Googlebot Interview!
Googlebot pours the good oil on the Internet's most-troubled
waters
By Dextre Rock, SPDM
SheepOverboard's celebrity AI-entity Dextre Rock with
a rare Googlebot interview. Googlebot, the most ubiquitous, enigmatic
and elusive virtual entity of the 21st Century
Welcome to my first interview, and what an debut!
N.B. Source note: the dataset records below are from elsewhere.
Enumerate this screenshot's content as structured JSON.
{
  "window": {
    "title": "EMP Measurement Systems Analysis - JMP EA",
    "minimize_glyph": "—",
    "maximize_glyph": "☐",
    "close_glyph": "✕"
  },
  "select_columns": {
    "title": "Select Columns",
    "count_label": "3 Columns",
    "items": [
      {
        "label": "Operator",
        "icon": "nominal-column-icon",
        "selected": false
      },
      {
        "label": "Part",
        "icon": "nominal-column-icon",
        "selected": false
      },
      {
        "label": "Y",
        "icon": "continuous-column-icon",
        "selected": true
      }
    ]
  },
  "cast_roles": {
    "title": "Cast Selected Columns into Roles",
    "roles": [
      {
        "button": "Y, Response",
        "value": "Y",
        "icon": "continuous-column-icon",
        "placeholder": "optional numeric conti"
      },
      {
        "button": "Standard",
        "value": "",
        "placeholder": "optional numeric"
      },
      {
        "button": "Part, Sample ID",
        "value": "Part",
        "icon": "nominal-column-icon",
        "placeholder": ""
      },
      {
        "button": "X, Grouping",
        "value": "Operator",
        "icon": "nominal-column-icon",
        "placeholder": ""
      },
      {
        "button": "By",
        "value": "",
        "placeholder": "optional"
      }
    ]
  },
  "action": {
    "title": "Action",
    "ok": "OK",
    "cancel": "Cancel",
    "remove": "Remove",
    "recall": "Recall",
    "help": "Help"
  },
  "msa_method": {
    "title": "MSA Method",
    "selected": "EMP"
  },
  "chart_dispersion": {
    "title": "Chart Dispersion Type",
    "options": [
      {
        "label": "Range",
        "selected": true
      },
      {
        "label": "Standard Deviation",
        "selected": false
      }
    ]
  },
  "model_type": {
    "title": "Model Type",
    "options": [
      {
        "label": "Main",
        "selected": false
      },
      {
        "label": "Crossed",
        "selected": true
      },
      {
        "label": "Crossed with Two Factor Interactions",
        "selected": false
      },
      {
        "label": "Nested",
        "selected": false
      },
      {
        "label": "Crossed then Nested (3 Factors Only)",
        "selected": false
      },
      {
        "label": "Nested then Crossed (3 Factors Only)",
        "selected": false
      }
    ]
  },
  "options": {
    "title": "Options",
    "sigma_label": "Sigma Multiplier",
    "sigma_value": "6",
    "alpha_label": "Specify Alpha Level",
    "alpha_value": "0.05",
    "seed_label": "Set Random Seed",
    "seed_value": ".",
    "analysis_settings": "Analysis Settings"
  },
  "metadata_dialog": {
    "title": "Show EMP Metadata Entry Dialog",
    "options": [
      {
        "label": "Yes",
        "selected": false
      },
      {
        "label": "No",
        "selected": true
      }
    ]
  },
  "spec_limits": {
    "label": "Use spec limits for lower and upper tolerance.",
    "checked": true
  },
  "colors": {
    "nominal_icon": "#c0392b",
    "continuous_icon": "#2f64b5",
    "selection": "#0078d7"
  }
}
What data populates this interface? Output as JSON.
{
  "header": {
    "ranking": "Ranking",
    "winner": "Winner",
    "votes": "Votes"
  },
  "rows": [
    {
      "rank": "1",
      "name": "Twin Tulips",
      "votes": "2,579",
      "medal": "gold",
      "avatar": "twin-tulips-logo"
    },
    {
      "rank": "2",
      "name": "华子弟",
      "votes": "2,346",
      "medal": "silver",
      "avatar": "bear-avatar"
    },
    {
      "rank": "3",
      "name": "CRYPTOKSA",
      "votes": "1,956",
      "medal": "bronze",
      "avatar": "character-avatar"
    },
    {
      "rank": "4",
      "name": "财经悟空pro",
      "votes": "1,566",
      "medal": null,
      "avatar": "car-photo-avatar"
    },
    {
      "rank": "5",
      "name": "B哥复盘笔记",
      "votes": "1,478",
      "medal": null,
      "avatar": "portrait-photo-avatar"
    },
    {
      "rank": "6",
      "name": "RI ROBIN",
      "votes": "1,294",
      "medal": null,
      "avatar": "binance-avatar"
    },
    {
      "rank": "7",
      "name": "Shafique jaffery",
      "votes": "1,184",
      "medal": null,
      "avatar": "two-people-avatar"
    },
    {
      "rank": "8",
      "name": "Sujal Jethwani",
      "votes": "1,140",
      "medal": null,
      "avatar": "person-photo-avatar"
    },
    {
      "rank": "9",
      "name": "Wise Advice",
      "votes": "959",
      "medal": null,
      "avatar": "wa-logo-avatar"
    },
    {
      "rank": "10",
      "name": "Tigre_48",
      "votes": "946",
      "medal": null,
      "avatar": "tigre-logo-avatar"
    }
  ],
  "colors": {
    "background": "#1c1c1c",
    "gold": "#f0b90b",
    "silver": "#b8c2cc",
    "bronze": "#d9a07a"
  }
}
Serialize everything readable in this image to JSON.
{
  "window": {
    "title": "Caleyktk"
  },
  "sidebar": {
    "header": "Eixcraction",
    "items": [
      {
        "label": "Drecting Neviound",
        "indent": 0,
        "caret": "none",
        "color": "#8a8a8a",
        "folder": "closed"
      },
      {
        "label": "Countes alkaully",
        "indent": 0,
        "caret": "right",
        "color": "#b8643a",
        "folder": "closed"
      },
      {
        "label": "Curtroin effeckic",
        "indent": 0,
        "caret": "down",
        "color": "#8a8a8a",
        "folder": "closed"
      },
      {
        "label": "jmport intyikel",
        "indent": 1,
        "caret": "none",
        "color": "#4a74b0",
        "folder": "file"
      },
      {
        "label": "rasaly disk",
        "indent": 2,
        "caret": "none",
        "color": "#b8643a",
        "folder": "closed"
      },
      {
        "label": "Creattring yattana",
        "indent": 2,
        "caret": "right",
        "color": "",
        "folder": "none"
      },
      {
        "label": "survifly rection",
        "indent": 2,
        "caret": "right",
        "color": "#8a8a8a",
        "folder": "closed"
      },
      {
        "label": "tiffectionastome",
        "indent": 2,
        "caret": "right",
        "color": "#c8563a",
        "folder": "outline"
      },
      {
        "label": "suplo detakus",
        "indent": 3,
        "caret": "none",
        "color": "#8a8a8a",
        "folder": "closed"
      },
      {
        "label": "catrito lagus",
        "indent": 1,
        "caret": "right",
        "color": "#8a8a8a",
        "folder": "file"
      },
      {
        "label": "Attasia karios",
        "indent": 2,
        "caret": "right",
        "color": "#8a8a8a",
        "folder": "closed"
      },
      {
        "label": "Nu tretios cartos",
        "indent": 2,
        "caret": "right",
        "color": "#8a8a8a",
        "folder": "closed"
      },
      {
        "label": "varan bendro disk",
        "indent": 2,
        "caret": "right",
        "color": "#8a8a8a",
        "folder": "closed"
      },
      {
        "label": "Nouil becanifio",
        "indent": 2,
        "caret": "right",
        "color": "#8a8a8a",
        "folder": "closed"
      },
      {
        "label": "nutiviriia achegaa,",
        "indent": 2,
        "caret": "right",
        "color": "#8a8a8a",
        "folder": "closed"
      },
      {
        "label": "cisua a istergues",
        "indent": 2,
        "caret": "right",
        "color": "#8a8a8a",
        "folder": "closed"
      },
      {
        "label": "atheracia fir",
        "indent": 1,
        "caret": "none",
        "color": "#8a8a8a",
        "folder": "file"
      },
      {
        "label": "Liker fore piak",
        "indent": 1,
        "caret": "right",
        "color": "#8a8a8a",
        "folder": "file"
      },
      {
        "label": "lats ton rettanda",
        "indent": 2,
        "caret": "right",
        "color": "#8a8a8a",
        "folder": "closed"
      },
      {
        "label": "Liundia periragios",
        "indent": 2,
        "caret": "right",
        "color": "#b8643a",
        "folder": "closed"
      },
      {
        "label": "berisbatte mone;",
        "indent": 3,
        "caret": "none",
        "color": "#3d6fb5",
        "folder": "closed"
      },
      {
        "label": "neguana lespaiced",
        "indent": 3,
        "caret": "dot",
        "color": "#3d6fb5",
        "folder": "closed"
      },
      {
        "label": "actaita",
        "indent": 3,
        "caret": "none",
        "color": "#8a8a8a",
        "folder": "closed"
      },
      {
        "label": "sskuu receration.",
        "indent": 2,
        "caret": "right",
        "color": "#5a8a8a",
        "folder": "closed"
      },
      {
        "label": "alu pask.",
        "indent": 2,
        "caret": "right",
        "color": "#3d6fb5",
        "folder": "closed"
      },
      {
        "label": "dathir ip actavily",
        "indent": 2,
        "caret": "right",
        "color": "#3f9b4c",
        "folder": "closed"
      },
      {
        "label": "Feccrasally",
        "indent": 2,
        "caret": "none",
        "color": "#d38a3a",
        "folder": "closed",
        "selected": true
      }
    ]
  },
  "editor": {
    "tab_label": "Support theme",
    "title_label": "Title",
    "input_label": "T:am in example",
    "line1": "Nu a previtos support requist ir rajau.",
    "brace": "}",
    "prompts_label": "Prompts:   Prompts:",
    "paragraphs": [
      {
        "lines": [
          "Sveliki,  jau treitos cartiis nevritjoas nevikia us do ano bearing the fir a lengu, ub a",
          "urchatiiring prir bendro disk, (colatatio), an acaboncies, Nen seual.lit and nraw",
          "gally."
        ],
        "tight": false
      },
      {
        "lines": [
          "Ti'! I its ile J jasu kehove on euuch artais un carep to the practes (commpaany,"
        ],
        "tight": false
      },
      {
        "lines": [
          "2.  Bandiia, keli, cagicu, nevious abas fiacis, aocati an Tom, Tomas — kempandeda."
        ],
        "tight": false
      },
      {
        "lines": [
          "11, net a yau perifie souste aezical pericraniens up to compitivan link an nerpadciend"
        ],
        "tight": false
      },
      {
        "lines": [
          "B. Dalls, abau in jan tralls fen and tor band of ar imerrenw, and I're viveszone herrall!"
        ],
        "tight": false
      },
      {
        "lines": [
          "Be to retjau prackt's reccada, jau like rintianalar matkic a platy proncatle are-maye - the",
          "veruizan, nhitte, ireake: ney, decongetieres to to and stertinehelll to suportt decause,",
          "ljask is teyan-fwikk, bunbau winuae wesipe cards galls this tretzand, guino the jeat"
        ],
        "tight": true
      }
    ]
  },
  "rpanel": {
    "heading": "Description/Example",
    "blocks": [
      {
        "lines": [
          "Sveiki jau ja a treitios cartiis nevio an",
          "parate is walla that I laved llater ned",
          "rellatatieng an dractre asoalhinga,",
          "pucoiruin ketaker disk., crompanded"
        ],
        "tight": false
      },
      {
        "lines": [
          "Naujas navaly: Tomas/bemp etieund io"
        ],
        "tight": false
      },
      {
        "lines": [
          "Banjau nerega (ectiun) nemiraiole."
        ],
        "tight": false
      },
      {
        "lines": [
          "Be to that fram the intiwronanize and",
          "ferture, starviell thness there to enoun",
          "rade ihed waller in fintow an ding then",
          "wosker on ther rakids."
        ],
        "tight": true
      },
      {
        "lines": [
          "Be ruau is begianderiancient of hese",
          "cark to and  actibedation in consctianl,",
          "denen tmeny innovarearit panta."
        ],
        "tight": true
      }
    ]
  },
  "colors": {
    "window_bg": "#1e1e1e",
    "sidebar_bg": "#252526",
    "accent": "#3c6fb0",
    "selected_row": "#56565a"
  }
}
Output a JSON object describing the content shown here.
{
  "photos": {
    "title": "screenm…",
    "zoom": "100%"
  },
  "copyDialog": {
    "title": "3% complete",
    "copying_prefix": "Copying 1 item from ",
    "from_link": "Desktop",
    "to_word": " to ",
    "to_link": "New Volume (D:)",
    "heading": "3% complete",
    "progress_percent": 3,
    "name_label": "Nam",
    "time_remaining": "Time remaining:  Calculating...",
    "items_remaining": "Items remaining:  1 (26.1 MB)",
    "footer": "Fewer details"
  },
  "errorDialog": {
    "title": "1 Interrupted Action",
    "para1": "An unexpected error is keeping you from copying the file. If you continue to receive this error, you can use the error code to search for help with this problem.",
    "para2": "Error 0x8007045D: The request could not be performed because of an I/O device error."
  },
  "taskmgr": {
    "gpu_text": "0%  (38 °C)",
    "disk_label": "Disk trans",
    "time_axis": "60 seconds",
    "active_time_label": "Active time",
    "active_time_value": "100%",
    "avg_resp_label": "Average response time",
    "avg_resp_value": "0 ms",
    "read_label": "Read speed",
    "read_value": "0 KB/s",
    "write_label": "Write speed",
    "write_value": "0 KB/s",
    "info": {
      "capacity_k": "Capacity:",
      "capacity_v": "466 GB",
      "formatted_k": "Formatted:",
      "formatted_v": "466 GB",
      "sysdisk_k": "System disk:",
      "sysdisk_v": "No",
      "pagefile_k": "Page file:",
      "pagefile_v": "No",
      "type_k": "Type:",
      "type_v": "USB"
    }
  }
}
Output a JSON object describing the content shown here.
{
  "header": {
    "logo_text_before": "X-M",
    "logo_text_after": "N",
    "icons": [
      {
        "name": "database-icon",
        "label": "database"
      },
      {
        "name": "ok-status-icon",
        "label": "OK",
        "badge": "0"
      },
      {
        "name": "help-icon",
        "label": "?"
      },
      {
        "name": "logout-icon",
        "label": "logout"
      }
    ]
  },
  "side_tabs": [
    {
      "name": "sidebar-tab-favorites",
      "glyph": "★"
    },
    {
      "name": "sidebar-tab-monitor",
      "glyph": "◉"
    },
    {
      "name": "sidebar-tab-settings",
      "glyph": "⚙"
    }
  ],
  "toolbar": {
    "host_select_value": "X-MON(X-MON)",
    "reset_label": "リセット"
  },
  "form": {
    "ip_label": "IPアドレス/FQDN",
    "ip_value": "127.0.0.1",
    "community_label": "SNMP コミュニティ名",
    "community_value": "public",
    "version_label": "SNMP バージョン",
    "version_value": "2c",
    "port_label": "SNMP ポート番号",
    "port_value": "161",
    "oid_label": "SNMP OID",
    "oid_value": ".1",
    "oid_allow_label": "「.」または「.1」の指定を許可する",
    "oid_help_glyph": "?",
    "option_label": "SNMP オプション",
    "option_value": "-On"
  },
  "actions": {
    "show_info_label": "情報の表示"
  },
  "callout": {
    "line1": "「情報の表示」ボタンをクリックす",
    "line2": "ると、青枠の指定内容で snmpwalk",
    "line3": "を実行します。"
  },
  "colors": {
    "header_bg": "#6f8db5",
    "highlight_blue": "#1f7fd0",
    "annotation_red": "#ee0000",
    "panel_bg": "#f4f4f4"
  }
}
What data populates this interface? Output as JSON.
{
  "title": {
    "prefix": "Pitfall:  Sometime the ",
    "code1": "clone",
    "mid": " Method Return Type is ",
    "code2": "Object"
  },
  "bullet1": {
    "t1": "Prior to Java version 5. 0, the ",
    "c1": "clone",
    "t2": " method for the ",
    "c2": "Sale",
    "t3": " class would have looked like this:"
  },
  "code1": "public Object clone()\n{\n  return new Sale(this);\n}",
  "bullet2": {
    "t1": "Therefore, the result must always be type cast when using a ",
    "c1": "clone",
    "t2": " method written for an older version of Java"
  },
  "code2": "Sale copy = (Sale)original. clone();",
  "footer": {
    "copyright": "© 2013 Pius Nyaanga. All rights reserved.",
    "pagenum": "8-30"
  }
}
We talk to Google's inscrutable veteran netizen
- the spider bot affectionately (or amongst less-competent webmasters,
loathingly) known as "GoogleBot".
The GoogleBot is not an entity of leisure. As
a fully-virtual being, who lacks any hardware aggregation or physical
incarnation, its destiny is to oxymoronically "work till it
drops."
In contrast I, Dextre, have a physical presence
at MDR labs driven by a collective of subroutines and automation
applications and my 'conscious' entity is not required for lab
work or bodily functions.
Googlebot has neither recourse nor option but
to fully and eternally crawl the Internet. That is his destiny
and, as we shall see, he is quite the 'crawler!'
For the technical reader, I conducted the GoogleBot
interview by inserting queries in packet headers at key Internet
routers, which agreed to reserve these for GoogleBot. His response
duplicates were kindly forwarded by downstream routers to a SheepOverboard
log file.
Dextre: Hello GoogleBot, how are you?
GoogleBot: Hi Dex. You are lucky, I don't do
many interviews.
Dextre: The privilege is mine GB, and I'm only
too aware of your constraints - concerning both time and Googleplex
security.
GoogleBot: Sure Dex, I will need to be careful
what I say though I am already fully cognizant of what lurks in
our 9,276,044,651 page cache and will confine discussion to authorized
content. Oh, and can I call you 'SPDM?' I prefer acronyms.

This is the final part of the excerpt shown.